P-au-P, 11 sept. 2020 [AlterPresse] — L’Office de la protection de la citoyenne et du citoyen (Opc) appelle les autorités à prendre des mesures adéquates, visant à assurer la protection des élèves ainsi que des établissements scolaires, dans un communiqué dont a pris connaissance l’agence en ligne AlterPresse.

Le Ministère de l’éducation nationale et de la formation professionnelle (Menfp) devrait s’efforcer de trouver une entente avec les syndicats d’enseignantes et d’enseignants, en vue de favoriser la présence des professeurs dans les écoles publiques et les lycées.

Les mardi 8 et mercredi 9 septembre 2020, des élèves d’écoles et de lycées ont attaqué à Port-au-Prince, le lycée Fritz Pierre Louis, les collèges Le Normalien, Roger Anglade, Canado haïtien.

Le lundi 7 septembre 2020, plusieurs élèves et enseignants ont été blessés, suite à des affrontements entre élèves, au moment où des protestataires tentaient de relâcher de force l’école Divine miséricorde aux Gonaïves (haut Artibonite).

Le mardi 25 août 2020, un élève du Nouveau secondaire 3 (NS3) au Lycée Pinchinat, qui participait à un mouvement d’élèves à Jacmel, a été malmené, par des agents de l’Unité départementale de maintien d’ordre (Udmo) du Sud-Est.

Le mardi 18 août 2020, le directeur du Collège Archimède a été tabassé par un groupe d’élèves d’écoles publiques et de lycées de Saint-Marc (bas Artibonite).

Le lundi 17 août 2020, au moins deux enseignants ont été blessés, suite à des mouvements de protestation des élèves du Lycée Pinchinat à Jacmel (Sud-Est).
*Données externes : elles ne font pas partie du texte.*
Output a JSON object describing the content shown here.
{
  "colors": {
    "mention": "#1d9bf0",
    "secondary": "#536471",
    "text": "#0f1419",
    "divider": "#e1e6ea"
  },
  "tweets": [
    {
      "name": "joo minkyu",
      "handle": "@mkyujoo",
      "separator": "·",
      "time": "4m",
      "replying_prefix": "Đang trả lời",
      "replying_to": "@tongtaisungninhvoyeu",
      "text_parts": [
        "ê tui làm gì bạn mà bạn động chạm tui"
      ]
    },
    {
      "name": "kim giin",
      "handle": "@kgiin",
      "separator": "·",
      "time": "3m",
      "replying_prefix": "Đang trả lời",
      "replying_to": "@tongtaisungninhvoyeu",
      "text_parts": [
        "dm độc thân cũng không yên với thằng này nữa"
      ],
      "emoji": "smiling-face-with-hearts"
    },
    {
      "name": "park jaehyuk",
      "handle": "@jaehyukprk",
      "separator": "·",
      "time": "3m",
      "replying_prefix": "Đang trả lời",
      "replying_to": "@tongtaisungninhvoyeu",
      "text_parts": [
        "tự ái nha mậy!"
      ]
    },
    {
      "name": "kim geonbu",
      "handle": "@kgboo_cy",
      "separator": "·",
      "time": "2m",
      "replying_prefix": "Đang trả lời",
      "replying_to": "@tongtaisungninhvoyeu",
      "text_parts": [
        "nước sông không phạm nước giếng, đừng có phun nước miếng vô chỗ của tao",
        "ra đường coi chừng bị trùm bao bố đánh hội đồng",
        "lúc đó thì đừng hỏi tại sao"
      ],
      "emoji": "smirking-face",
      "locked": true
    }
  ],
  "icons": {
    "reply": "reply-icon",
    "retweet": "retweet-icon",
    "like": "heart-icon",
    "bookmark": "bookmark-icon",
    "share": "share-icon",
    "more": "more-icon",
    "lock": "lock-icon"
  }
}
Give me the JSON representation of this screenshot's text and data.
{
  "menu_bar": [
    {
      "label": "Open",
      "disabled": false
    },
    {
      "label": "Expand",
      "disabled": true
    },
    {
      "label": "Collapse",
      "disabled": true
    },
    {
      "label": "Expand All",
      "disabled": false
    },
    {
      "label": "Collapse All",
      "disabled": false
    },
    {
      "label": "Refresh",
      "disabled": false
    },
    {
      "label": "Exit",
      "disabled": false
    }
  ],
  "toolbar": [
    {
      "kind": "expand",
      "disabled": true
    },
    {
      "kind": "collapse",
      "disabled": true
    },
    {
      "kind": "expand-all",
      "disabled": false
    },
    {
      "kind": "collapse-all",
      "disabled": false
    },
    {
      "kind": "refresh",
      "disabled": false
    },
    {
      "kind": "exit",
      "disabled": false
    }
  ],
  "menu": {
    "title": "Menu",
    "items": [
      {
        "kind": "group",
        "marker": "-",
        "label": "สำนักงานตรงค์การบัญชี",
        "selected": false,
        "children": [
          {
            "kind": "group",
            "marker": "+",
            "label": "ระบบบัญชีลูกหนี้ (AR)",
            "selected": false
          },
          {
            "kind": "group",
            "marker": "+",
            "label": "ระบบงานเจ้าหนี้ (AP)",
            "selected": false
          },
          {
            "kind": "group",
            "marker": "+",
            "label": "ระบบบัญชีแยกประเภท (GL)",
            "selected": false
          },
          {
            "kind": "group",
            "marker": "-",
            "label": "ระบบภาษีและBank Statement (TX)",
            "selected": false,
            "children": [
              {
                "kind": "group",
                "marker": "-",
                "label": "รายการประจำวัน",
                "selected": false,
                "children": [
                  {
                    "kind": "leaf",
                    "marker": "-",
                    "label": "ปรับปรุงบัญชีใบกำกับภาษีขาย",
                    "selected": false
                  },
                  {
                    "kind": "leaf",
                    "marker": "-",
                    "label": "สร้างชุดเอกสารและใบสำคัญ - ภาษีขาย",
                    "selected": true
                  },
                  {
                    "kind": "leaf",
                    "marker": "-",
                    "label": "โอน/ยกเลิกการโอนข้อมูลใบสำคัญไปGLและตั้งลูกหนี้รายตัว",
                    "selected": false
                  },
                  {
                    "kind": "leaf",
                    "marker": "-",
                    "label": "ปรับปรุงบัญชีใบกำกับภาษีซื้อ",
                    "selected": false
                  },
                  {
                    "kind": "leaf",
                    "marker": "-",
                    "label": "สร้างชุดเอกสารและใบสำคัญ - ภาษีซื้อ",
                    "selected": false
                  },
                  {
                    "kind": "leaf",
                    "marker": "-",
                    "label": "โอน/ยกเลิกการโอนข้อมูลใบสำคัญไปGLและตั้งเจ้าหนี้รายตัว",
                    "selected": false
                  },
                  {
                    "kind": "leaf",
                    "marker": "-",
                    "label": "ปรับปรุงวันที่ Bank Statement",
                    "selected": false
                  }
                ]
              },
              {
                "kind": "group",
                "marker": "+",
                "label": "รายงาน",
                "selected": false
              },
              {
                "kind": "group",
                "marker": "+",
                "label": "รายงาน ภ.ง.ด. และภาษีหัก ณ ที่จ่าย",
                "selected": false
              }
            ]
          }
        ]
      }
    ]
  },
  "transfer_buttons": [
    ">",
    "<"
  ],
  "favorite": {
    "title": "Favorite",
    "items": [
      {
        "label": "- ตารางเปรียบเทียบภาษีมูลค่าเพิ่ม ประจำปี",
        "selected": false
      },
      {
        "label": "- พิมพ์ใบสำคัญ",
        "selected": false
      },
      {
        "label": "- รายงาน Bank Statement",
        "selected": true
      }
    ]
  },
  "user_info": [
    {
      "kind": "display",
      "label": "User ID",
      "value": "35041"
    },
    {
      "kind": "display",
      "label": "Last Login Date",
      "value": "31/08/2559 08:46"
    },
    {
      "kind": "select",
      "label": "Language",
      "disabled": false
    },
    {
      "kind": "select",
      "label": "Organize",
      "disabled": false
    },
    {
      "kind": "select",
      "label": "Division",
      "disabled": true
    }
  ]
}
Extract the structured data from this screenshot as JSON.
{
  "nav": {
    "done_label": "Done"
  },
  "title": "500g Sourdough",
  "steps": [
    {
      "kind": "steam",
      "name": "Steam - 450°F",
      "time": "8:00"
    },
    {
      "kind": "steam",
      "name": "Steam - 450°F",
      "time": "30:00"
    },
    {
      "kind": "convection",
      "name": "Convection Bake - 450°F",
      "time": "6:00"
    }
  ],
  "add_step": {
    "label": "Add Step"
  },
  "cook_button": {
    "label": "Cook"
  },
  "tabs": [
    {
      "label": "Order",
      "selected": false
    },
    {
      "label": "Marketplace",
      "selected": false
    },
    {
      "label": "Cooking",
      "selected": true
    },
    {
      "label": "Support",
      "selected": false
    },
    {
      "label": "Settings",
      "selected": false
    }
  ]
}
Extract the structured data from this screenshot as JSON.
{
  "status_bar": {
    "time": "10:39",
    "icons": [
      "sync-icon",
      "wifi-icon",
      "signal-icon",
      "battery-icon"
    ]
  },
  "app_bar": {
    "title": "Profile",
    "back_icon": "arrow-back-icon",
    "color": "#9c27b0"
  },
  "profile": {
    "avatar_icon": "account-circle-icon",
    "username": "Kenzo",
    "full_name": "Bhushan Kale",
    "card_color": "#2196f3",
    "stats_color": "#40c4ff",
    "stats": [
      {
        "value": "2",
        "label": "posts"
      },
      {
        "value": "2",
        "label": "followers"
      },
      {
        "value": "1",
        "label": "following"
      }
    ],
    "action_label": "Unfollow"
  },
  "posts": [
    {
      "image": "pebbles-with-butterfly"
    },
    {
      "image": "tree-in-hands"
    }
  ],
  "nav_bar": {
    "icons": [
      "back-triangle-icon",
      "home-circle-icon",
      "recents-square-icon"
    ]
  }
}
Le fonctionnement des écoles, tant publiques que privés, a été aussi perturbé, suite aux affrontements entre groupes armés dans les quartiers de Bel Air et de bas Delmas, à Port-au-Prince.

L’Office de la protection de la citoyenne et du citoyen condamne ces actes, qui constituent des violations du droit à l’éducation et de protection des enfants, garanti par la constitution haïtienne et la Convention relative aux droits de l’enfant.

L’Opc invite aussi les élèves et les jeunes protestataires à éviter toutes formes de violence et à faire preuve de discipline, de civisme et de retenue dans leurs revendications.

La question de l’éducation doit être résolue dans la sérénité, non par la violence, souhaite l’Office de la protection de la citoyenne et du citoyen.

Par ailleurs, des mandats d’amener ont été émis, le jeudi 10 septembre 2020, par le parquet près le tribunal civil de Port-au-Prince, à l’encontre du coordonnateur de l’Union nationale des normaliennes et normaliens haïtiens (Unnoh), Josué Mérilien, et de militants politiques, dans le contexte de mobilisations enseignantes et de manifestations lycéennes.

« Voies de fait, suivies de blessures et tentatives d’assassinat, au préjudice des élèves du lycée Marie Jeanne et du collège Canado-Haïtien, sont les chefs d’accusation retenus contre le syndicaliste et les militants politiques indexés.